Saturday 18 November 2017

Huge Neymar offer is no more than hot air

Manchester United manager Louis Van Gaal
Manchester United manager Louis Van Gaal

It's hilarious to see the truly enormous and ridiculous amounts being bandied about as Manchester United's price for bringing Neymar to Old Trafford.

It's even more daft when you consider that Ed Woodward or Louis van Gaal, whichever story you believe, messed up. They managed to let Pedro slip through their fingers for a couple of million.

Call me an old cynic but I'm finding it hard to take the Neymar story seriously.

Jose Mourinho stepped in, bought Pedro and got an instant return against West Brom.

His contribution meant we were talking about a ten-man Chelsea win rather than another worrying draw or even worse.

A day earlier, Manchester United struggled to a 0-0 draw with a very ordinary Newcastle team and couldn't buy a goal. Had they bought Pedro, they might have enjoyed just as quick a return as Mourinho did.

I know we are in the realm of 'if, and buts' with this but I can help but think that what we are seeing with Neymar and Pedro and several other Manchester United targets is spin.


It's no more than an indication to the fans that Manchester United are in there haggling for all the good players when the reality is something very different.

Ed Woodward made his unique contribution to David Moyes ill-fated time at the club and managed to miss every target.

Last summer, Manchester United were left bare in all areas of the pitch by a haphazard approach to recruitment which ended up in the failed Falcao experiment.

I know Van Gaal backed Woodward and claimed he was very happy with the work done but I can't believe that for a second.

Van Gaal only has to look across the city where their rivals slipped another classy defender into their squad last weekend while they dismissed Everton at Goodison Park.

Nicolas Otamendi is a solid buy and bulks up their defence, something Arsene Wenger should be doing too but I've gone beyond debating that issue at this stage.

If Wenger didn't see his problem on Monday night where he was left with a skeleton crew at the back because of problems with both Per Mertesacker and Laurent Koscielny, he will never see it.

If he couldn't see the benefits of security at the back in his own team, surely he must see the difference in Liverpool over last season and the fact that they are more solid?

Brendan Rodgers has bucked the trend at Afield and bought some good players this summer and defensively, they look stronger than they have for some time.

Maybe Liverpool's owners learned their lesson after two very poor runs at the summer market and maybe they were prepared to trust their manager this time.

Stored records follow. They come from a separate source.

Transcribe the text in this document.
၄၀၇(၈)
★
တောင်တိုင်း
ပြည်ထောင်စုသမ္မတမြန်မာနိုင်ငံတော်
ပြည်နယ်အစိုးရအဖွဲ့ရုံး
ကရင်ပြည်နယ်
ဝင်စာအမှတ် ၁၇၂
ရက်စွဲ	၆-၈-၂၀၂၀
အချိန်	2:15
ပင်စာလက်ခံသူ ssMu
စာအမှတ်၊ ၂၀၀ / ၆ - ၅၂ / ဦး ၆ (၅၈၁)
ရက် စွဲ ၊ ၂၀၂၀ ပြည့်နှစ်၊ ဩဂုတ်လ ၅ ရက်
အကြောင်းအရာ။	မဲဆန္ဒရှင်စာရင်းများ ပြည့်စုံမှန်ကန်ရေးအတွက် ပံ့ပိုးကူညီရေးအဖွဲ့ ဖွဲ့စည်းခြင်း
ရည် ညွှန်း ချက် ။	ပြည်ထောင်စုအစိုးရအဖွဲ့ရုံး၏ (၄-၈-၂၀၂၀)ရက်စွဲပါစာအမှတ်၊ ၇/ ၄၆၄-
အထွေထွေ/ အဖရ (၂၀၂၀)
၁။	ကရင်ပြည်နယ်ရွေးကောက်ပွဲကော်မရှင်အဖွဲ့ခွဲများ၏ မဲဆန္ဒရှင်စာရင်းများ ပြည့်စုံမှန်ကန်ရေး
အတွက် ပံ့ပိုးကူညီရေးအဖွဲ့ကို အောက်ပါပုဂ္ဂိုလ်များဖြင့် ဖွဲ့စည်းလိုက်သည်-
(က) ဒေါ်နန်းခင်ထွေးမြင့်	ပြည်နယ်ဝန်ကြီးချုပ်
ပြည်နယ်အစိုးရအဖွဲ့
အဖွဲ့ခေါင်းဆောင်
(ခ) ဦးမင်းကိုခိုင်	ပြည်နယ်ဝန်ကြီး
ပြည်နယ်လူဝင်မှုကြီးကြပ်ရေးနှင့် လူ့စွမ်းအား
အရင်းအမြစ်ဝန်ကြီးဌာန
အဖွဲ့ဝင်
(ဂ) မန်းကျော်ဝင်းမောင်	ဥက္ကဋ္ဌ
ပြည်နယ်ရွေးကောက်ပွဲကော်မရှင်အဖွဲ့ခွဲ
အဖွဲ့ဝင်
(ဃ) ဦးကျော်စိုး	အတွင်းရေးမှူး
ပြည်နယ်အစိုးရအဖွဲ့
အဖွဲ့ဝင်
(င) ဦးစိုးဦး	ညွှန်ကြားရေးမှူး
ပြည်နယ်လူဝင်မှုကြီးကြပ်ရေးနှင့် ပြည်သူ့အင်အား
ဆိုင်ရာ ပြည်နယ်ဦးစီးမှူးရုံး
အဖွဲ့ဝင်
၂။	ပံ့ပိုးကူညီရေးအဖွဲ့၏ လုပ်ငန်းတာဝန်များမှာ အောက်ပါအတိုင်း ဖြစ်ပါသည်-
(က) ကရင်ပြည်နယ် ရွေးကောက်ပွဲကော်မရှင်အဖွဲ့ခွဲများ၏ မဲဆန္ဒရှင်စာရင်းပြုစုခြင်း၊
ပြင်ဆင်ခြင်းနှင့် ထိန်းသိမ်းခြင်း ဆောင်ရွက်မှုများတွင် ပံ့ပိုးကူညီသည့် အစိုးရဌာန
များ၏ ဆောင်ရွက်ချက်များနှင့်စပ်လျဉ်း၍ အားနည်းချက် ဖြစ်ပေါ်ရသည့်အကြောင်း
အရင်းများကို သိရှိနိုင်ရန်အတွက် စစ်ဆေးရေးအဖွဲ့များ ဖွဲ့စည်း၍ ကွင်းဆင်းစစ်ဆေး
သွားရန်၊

Rodgers has done well to fill out his squad and even better to make his team a much more formidable proposition at the back. He has found a man he can build it around in Christian Benteke and I would be much more optimistic about Liverpool for the season ahead than I was a month ago.

I think he is still short up front and in midfield but Rodgers has a group of players he can work with maybe now we will see his ability emerge through the blizzard of flowery phrases which drop from his lips on demand. Just to refer back to Manchester City's third win on the trot, I thought that Seamus Coleman was my man of the match in that game which is saying something and that's good news for Ireland with games coming up soon.

It does strike me that Coleman seems to thrive for Everton and doesn't do so well for Ireland. My explanation for that is simple enough. He's been playing in a better team at Goodison and his strengths are encouraged, not denied.

Remember, for the first spell of his tie as an international player, Giovanni Trapattoni anchored him in his own half and told him not to obey his instincts.

That kind of thing will drag a player down and I know that myself from my own time playing international football.

If the environment is right, you'll get the best out of your players but if it's not, some cannot just drive on regardless and their form suffers.